Date of Award
Master of Science in Chemical Sciences (MSCB)
Dr. Abbott Lyon
Dr. Van Dyke
The study of dissociating methanol on vanadium surfaces was investigated in order to provide insight into reaction pathways for methane dissociation and partial oxidation into other feedstock chemicals. The construction of a custom-designed ultrahigh vacuum chamber was done to permit surface analysis to a greater extent than was previously available in the lab. Prior to experimentation, the clean vanadium surface was characterized through use of X-ray photoelectron spectroscopy, scanning electron microscopy, and energy dispersive X-ray spectroscopy. This surface characterization revealed significant oxidation of the vanadium surface from atmospheric oxygen, water and carbon dioxide.
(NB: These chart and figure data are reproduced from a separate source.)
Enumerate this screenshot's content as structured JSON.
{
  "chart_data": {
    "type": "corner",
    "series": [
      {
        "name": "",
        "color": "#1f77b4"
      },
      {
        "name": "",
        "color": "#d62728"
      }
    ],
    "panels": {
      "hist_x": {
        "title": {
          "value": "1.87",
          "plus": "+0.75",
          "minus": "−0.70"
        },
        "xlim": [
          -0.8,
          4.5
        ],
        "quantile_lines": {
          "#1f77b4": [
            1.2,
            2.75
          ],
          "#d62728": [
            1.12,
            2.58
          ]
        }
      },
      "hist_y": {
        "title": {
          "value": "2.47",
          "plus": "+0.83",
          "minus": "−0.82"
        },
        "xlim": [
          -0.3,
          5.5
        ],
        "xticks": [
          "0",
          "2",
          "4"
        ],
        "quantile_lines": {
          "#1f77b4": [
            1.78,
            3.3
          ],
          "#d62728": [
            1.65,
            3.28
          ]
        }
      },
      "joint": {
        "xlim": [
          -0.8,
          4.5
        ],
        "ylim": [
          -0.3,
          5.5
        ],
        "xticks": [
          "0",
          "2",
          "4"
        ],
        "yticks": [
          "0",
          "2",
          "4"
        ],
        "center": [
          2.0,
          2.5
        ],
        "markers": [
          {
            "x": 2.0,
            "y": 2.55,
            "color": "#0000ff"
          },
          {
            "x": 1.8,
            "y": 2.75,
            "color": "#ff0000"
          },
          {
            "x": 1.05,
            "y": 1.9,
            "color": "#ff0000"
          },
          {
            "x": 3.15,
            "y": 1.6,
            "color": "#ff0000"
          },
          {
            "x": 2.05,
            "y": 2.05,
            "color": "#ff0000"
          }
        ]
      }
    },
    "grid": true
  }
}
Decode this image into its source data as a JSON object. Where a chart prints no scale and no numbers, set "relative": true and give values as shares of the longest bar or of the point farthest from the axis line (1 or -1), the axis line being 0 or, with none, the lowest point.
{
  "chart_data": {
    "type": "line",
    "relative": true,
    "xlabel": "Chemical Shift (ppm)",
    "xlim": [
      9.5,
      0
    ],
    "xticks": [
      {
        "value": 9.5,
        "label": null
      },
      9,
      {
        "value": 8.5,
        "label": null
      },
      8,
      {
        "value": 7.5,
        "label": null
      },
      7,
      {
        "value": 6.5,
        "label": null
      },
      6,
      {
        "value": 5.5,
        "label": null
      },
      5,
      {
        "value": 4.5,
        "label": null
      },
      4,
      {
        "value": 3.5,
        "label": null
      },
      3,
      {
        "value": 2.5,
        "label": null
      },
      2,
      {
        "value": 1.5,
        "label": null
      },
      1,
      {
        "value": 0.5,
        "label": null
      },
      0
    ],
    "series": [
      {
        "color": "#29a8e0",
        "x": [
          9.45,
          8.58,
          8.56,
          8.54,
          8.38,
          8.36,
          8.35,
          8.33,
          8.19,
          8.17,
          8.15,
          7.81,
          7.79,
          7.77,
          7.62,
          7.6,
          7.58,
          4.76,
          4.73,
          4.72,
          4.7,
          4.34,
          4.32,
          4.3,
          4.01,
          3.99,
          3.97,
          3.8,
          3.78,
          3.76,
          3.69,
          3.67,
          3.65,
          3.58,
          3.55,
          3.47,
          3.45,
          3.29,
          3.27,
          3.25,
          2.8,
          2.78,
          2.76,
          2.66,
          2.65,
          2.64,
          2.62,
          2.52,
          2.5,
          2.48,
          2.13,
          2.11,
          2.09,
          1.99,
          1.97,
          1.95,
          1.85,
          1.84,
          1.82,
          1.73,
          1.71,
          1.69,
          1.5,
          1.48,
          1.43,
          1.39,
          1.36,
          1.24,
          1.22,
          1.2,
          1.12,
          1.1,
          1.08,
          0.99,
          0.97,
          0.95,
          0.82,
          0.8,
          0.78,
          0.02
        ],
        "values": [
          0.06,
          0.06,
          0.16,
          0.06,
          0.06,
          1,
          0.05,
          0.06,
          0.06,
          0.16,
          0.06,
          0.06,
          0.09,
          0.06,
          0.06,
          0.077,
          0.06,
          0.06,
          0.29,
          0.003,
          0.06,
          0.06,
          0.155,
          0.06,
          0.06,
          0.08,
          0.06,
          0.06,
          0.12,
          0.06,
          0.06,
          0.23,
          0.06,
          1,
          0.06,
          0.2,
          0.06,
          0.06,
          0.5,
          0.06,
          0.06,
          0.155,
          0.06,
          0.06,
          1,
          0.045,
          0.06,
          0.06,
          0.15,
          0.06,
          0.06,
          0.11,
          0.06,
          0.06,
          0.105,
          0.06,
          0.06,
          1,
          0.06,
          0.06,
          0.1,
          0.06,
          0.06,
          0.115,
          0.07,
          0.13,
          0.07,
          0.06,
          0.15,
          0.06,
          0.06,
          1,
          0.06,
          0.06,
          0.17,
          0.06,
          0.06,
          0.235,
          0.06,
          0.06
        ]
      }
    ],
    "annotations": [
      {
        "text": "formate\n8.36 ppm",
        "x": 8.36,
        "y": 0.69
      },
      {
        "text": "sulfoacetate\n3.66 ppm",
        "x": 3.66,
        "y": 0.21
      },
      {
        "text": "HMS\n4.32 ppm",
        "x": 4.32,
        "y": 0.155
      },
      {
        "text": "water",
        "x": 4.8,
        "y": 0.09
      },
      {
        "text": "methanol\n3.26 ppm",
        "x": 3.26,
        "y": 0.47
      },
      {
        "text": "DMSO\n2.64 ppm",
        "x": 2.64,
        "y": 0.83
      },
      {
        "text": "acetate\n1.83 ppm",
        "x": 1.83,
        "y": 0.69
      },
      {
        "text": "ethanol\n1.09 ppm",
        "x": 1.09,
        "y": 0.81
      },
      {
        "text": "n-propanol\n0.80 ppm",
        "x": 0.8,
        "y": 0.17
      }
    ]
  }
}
The direct dissociation and partial oxidation of methane on a vanadium surface was studied experimentally with preliminary experimentation being conducted involving the direct dissociation of methanol on vanadium. This interaction between methanol and the vanadium surface was analyzed through a combination of reflection absorption infrared spectroscopy (RAIRS) and temperature programmed desorption (TPD). At surface temperatures of 100 K, it was found that methanol adsorbs onto the vanadium surface dissociatively. While RAIRS experiments suggest that methanol and products desorb from the surface at 185 K, TPD suggests that some species remain until at least 225 K. At dosages of 10 L and greater, methanol adsorption induces oxidation of the vanadium surface as illustrated by the formation of features corresponding to V-O-V vibrations in the RAIRS.
Allred, John, "The Direct Dissociation of Methanol on V(100) Surfaces" (2017). Master of Science in Chemical Sciences Theses. 19.